BY APRILL EMIG | The Statesman It began with Frida Kahlo throwing bananas to the audience seated in Weber Music Hall.
“Who wants bananas?” she asked as she entered the auditorium, wearing black pants, a black blazer and a giant black gorilla mask.
Kahlo (not her real name; anonymity is necessary for this work) is one part of the feminist activist group Guerilla Girls. Her partner in crime (sometimes literally) is Kathe Kollwitz. Both women have been with the group since its inception in 1984. They take on names of deceased women artists—artists they believe don’t get nearly the credit they deserve.
“We are concerned about history looking like who we are,” Kahlo said. “We do our part by invading the system and tweaking it.”

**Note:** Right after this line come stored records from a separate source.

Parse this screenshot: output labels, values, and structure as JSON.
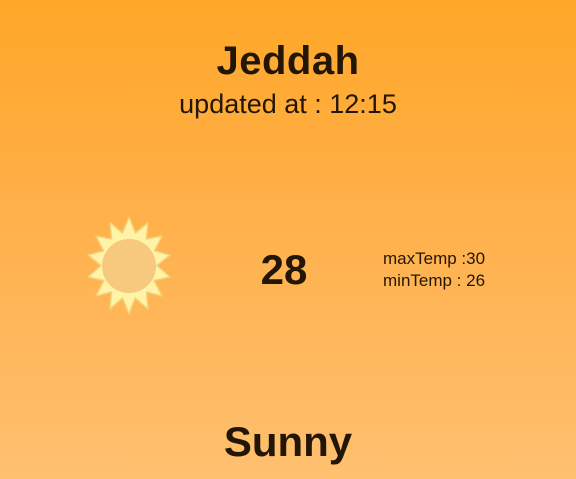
{
  "weather": {
    "city": "Jeddah",
    "updated": "updated at : 12:15",
    "temperature": "28",
    "max_temp": "maxTemp :30",
    "min_temp": "minTemp : 26",
    "condition": "Sunny",
    "icon": "sun-icon"
  },
  "colors": {
    "background_top": "#ffa728",
    "background_bottom": "#ffc070",
    "text": "#241606",
    "sun_rays": "#fff3a8",
    "sun_core": "#f6c97e"
  }
}
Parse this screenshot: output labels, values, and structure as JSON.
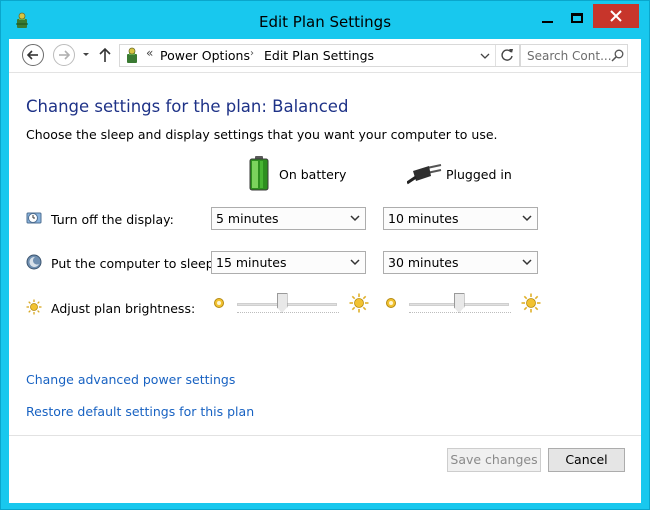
{
  "window": {
    "title": "Edit Plan Settings"
  },
  "navigation": {
    "back_icon": "back-arrow-icon",
    "forward_icon": "forward-arrow-icon",
    "up_icon": "up-arrow-icon",
    "breadcrumb_overflow": "«",
    "breadcrumbs": [
      "Power Options",
      "Edit Plan Settings"
    ],
    "breadcrumb_separator": "›",
    "search_placeholder": "Search Cont..."
  },
  "plan": {
    "heading": "Change settings for the plan: Balanced",
    "subtitle": "Choose the sleep and display settings that you want your computer to use.",
    "columns": {
      "on_battery": "On battery",
      "plugged_in": "Plugged in"
    },
    "display": {
      "label": "Turn off the display:",
      "on_battery": "5 minutes",
      "plugged_in": "10 minutes"
    },
    "sleep": {
      "label": "Put the computer to sleep:",
      "on_battery": "15 minutes",
      "plugged_in": "30 minutes"
    },
    "brightness": {
      "label": "Adjust plan brightness:",
      "on_battery_level": 0.45,
      "plugged_in_level": 0.5
    }
  },
  "links": {
    "advanced": "Change advanced power settings",
    "restore": "Restore default settings for this plan"
  },
  "footer": {
    "save": "Save changes",
    "cancel": "Cancel"
  },
  "colors": {
    "frame": "#18c8ee",
    "close": "#c7352b",
    "heading": "#1e3287",
    "link": "#1862c2"
  }
}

Invading the system began as gluing posters to the streets of New York City. One of the most popular begins with the heading “Do women have to be naked to get into the Met Museum?” When they first asked the question in 1985, the answer seemed to be a resounding yes: less than 5% of artists featured were women, but 85% of the nudes were female.
The numbers are hardly any better today. As of 2013, 4% of the artists in the Metropolitan Museum of Art were women and 76% of the nudes were female.
Having the Guerrilla Girls make an appearance at UMD was a treat to many. The audience, which included Chancellor Black, was nearly full. Cheers erupted after demands that more people embrace the “f-word:” feminism. And some audience members, like Flo Matamoros, even shed tears.
“I think it’s really amazing, the fact that people want to be bold, affect change and love doing what they do,” Matamoros, curator of Duluth’s PROVE Gallery, said. She happily accepted hugs and autographs from Kahlo and Kollwitz.
The audience also got to see the projections the Guerilla Girls will be exhibiting at the Minneapolis Institute of Art this weekend.
“You’re all the first to see this,” Kahlo said. “I don’t know if this is what MIA wants, but it’s what they’ll get.”
The exhibit highlights the lack of women artists featured in MIA—far from the only museum with such a disparity—and also points out the dearth of Somali art. Minnesota has the largest Somalian population in the nation, but only one work of art by a Somalian artist is displayed in MIA.
“The world of artists is great,” Kollwitz said. “But the art system sucks.”